Je te dis au revoir et j’emporte la couleur de ton ciel dans mes yeux humides
Le Tunari enneigé, le paseo du Prado et la place Colon
Je te dis au revoir et je te laisse dans le dernier baiser d’un amoureux
Le désir secret d’être à tes côtés à tout jamais

dimanche 13 juillet 2008

Attention touristes

Hier le Journal Los Tiempos annonçait la construction d'un aéroport international sur le site du Salar de Uyuni. Dilemne. Certains penseront que c'est un bien pour le tourisme et que de cette mannière les visiteurs pourront se rendre plus facilement sur ce lieu magnifique. Jusque là ils venaient tous en bus ou en 4x4 et le voyage était relativement long. Pour ma part je pense plutôt que l'isolement, dans certains cas, n'est pas un mal, et qu'une merveille de cette envergure doit rester un minimum protégée. Je poursuis mon raisonnement. Qui dit aéroport dit kérosène, dit pollution. Qui dit avions dit tourisme de masse, construction d'infrastructures, donc pollution. Dans quelques années donc, le Salar de Uyuni, lieu sauvage et isolé, ne sera plus qu'une attraction touristique sans intérêt, un passage obligé des circuits organisés, et ses habitants les derniers représentants d'un folklore fabriqué. D'ici à ce que j'aille le visiter le Salar n'aura plus aucun attrait! Peut être même aura-t-il disparu complètement, rayé de la carte. Je suis peut être un peu extrémiste dans mes propos mais je maintiens, les lieux pleins de touristes comme des mouches sur un pot de miel me répugnent. Vive K'ara K'ara!

jeudi 10 juillet 2008

Temple diablo


Voici (enfin!) une video du festival du charango qui a eu lieu en avril dernier. J'ai choisi de vous proposer cet extrait de Julio Arguedas (Bolivia Manta) mais les autres video sont disponibles sur You Tube, Daily Motion ou sur le blog:
http://zefire.over-blog.com/
Jallalla Bolivia!

jeudi 3 juillet 2008

Ingrid libre

Vous vous en doutez bien, je vais mettre encore les pieds dans le plat...
Bon, disons d'abord, avant toute chose, que le fait que Ingrid soit libre est une chose magnifique, et qu'elle retrouve ses enfants qui lui ont permis de tenir jusque là. C'est évident, cette femme a fait preuve d'un courage hors du commun et nous montre à quel point l'instinct de survie et le lien maternel peuvent narguer la solitude et la mort. On peut se réjouir aussi que Ingrid soit en bien meilleure santé que ce que l'on nous faisait croire -pour une raison ou pour une autre d'ailleurs, peu importe, elle va bien et c'est l'essentiel.
Ceci étant dit, le fait que tout le monde se félicite de cette libération me donne mal au coeur. Sarkozy en grand sauveur, Uribe en messie, dont on dit que la théorie de la manière forte a réussi là où les négociations de Chavez avait échoué. Rappelons que Uribe était candidat à l'élection présidentielle de 2002, année où Ingrid se présentait aussi, et que comme par hasard, une fois la leader du parti Oxigeno mise hors d'état d'être élue, est parvenu au pouvoir. Uribe qui avait très bien pu orchestrer l'enlèvement d'Ingrid avec les FARC et qui aujourd'hui passe pour son sauveur. Et un spécialiste des FARC (au nom de famille nord américain, ce n'est pas un détail) de nous faire part de son incompréhension face à la diplomatie française qui doutait de la méthode Uribe. Mais peut on faire confiance à un homme qui entretient la violence dans son pays en y déployant des paramilitaires sanguinaires, appuyé par les Etats-Unis?
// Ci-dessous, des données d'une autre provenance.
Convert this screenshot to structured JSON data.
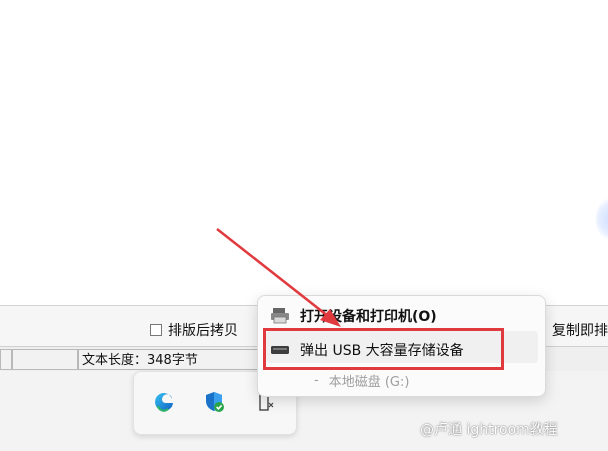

Ce même spécialiste affirme même que le discours des FARC sur la défense des droits des paysans est une supercherie et que cette guerrilla a été créée de toutes pièces par l'URSS dans les années 50 pour entraver la démocratie en Colombie.
Il me semble, à l'image de ces discours démagogues et mensongers, que dans les prochaines semaines nous devons nous préparer à entendre les pires inepties sur le sujet. Le manicchéisme sera de mise, puisque Uribe est maintenant dans le camp des bons et les FARC définitivement dans le camp des méchants. Libre aux gens de le croire. Quant à moi je reste très septique sur cette analyse simpliste des choses, aucun acteur n'étant totalement libre de critique et de soupçons.
Alors certes Ingrid est libre et je le répète c'est magnifique. Mais restons vigilants sur les discours qui nous sont tenus. N'avalons pas toutes les couleuvres qu'on nous offre sur un plateau. Ayons toujours l'esprit critique car l'histoire nous montre souvent a posteriori -et il me semble qu'il en va de même pour la Colombie- que les choses étaient bien plus complexes que ce que l'on nous a fait croire à l'époque des faits. Attendons donc pour juger des culpabilités.

mercredi 2 juillet 2008

Le voyage de Théo

Catherine Clément, Le voyage de Théo, Seuil, 1997.
"Tu devrais lire "Le voyage de Théo", ça parle des religions, c'est très bien fait, ça devrait t'intéresser."
A priori, les religions m'intéressent. Mais quand j'ai vu le pavé, je me suis dit "c'est trop long, c'est sûr je vais m'ennuyer avant la fin". Et puis j'ai commencé à lire. L'histoire de Théo, adolescent atteint d'une maladie incurable, qu'une tante un peu farfelue décide d'emmener faire le tour du monde des religions, espérant par la même occasion que parmi ses nombreuses connaissances à travers les différents continents, quelqu'un saura le guérir d'une manière ou d'une autre. On est parfois tenté de se dire que ça sent bon le prétexte à l'étalage de science, que ce n'est qu'un livre de plus qui nous explique et nous décrit en détail les grandes religions. Cependant Théo a un vrai caractère et sa famille est très acueillante, alors on se laisse porter, et même lorsque les passages plus théoriques se font un peu longs, on n'est même pas tenté de sauter des pages. D'accord, Théo est très, très intelligent pour son âge, et on pourrait parfois dire que tant de reflexion et de connaissances dans un cerveau d'ado manque de crédibilité. Mais après tout ce n'est qu'un roman, et l'essentiel est que ça tienne la route. Et là-dessus pas de souci: le récit est bien construit, les visites de monuments et les explications alternent parfaitement avec des moments de vie quotidienne. Pas de copié-collé grossier, pas de grands discours, la langue est claire et ne manque pas d'humour. Plus généralement, le lecteur en apprend aussi beaucoup sur les grandes religions du monde, leurs points communs et leurs différences, sans pour cela qu'un seul jugement de valeur n'apparaisse. Et puis encore une fois il y a Théo, personnage attachant, que l'on suit pas à pas dans sa découverte des autres de lui-même, et dont l'explication de sa maladie nous renvoie aussi à nos propres secrets...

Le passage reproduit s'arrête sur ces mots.